The People vs Zopittybop-bop-bop

Beezow Doo-doo Zopittybop-bop-bop (né Jeffrey Drew Wilschke) is facing felony drug charges in Iowa. I’m assuming that the since he legally changed his name the courts & authorities have to use it to refer to him.

Drugs? Really?

Particularly interesting is…

so I assume it’s pronounced “be-ZOWWWWWW!” and that’s how people have to address him. Either that, or Mr. Zoppitybop-bop-bop.

I thought this was going to be a thread about Bill Cosby!
shrugs

This is the third time I’ve seen mention of this guy’s name today, and I giggled again.

what about our old friend:
Tarquin Fin-tim-lin-bin-whin-bim-lim-bus-stop-F’tang-F’tang-Olé-Biscuitbarrel.

He was born in a Monty Python sketch.
But I think somebody actually used the name to run for office in England --( representing the Raving Loony Party, of course.)

I can’t contain my inner law nerd, so I apologize in advance…

…but he’s in Iowa, so the case styling isn’t “People v…” but simply “State v…”

Not sure if “State v. Zopittybop-bop-bop” loses much in the way of humor, but there you have it.

I have a feeling he will be referred to as “the defendant” a lot.

Or “hey, you.”

Who are the idiots who let him change his name in the first place?

Statutes vary, of course, but for the most part an adult can change his or her name to whatever he or she damn well pleases, so far as I know. Some countries have lists of acceptable names; here in the US, you’d be getting into free speech/expression territory if you tried to limit it for adults. (Parents naming their children brings other interests into the equation and makes it all more complicated.)

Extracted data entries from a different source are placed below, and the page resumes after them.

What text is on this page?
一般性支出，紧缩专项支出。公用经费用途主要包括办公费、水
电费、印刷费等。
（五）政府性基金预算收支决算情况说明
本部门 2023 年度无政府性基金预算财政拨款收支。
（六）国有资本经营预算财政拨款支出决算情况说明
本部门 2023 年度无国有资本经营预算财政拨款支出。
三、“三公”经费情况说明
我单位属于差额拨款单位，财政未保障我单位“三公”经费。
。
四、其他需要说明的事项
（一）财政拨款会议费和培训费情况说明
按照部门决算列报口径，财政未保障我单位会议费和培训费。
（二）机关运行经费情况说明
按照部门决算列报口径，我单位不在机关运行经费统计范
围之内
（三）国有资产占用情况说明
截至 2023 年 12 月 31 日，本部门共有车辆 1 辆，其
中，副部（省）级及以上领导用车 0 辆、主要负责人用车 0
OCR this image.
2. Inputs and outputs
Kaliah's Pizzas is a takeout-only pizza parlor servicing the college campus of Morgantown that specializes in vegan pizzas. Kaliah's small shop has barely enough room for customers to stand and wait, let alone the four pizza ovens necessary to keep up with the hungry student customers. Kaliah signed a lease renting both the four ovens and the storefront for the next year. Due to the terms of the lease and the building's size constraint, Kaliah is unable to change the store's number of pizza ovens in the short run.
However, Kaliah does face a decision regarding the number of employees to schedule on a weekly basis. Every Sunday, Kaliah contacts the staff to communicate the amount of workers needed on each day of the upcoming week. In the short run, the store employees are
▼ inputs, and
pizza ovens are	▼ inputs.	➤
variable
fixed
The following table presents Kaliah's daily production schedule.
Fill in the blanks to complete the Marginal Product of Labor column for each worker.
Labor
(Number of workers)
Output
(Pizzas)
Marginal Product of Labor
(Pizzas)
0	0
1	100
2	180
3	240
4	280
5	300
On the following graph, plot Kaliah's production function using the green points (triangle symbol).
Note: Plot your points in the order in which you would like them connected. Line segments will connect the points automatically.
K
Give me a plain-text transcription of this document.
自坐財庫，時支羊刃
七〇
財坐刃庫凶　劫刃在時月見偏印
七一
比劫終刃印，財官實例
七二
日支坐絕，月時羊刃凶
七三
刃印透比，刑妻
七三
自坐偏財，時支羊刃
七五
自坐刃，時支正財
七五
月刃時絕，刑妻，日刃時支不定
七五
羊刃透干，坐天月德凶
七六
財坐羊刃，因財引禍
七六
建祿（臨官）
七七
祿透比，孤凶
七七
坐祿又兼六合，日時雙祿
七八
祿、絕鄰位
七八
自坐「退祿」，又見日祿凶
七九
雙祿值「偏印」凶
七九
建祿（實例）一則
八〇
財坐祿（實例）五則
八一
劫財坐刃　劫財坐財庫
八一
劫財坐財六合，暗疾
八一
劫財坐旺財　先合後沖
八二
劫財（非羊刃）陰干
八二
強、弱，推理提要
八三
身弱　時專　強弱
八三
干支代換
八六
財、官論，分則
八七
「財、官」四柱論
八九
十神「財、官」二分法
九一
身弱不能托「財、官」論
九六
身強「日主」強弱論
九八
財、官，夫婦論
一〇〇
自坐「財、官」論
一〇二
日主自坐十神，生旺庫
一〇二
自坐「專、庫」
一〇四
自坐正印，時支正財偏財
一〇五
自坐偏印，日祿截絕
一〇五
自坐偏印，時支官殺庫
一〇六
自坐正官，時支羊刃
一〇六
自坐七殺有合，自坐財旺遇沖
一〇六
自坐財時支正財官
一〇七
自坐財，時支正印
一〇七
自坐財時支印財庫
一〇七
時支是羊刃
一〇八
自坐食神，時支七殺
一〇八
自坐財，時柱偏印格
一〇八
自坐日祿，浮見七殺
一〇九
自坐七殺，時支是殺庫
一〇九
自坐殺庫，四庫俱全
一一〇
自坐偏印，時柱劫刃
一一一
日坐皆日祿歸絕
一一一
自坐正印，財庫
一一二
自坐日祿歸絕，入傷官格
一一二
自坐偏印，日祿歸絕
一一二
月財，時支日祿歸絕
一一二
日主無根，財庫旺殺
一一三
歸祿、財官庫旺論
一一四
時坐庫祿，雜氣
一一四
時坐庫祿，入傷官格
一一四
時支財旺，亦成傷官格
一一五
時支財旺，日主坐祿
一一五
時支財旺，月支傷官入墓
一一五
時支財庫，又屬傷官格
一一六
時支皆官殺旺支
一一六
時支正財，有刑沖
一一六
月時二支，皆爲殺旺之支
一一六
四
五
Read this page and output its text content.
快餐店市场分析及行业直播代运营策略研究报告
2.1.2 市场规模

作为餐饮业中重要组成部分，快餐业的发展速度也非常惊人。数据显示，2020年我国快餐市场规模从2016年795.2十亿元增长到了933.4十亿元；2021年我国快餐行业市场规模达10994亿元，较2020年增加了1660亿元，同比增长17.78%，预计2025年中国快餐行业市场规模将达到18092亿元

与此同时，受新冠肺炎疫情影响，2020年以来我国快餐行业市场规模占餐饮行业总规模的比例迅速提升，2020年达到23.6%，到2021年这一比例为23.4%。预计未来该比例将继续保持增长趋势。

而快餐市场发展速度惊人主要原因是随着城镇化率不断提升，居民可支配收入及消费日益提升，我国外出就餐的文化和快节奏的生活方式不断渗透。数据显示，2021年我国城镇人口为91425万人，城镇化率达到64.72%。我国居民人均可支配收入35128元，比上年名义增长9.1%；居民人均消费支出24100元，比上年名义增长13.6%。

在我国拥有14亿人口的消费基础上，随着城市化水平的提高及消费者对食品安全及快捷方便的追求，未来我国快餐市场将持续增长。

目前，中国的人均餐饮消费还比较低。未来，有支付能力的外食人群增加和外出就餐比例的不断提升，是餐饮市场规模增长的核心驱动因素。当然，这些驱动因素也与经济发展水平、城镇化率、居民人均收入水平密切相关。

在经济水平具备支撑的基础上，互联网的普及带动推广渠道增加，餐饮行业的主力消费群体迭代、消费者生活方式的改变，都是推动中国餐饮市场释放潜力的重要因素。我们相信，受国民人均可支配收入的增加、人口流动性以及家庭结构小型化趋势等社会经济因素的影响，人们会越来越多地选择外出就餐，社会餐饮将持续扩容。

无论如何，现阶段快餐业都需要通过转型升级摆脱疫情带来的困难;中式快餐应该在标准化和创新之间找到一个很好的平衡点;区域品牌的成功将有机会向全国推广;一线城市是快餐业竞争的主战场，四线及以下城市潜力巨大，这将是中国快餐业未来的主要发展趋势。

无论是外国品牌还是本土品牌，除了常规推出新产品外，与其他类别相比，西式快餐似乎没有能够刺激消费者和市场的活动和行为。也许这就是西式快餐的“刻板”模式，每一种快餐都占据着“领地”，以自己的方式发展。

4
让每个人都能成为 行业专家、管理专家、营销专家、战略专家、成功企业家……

I hope that the judge reads off the list of charges and supplies ample sound effects at the same time :smiley:

“The defendant is charged with one count of posession…POW!..2 counts of felony evasion…BAM! ZAP!..and KERPOW! one count of refusing to obey an officer! BAP!”

It’s people like this that give the hard working, law abiding Zopittybop-bop-bops of the world a bad name.

I hope he names his kid Bazinga.

On the bright side, when the judge tells him “son, you’re in deep doo doo,” he has the once in a lifetime chance to come back with “your honor, Doo Doo is my middle name!”

I’ve got a feeling that this is going to be an opportunity that regularly presents itself in Mr. Zopittybop-bop-bop’s life.

Senator, I served with Beezow Doo-doo Zopittybop-bop-bop. I knew Beezow Doo-doo Zopittybop-bop-bop. Beezow Doo-doo Zopittybop-bop-bop was a friend of mine. Senator, you’re no Beezow Doo-doo Zopittybop-bop-bop.

More name changing fun: Greatest team the world has ever seen

No shit.

Well, at least his name is Messiah.

The judge may go harder on him at sentencing (if he’s convicted) for starting some 1950’s music earworms.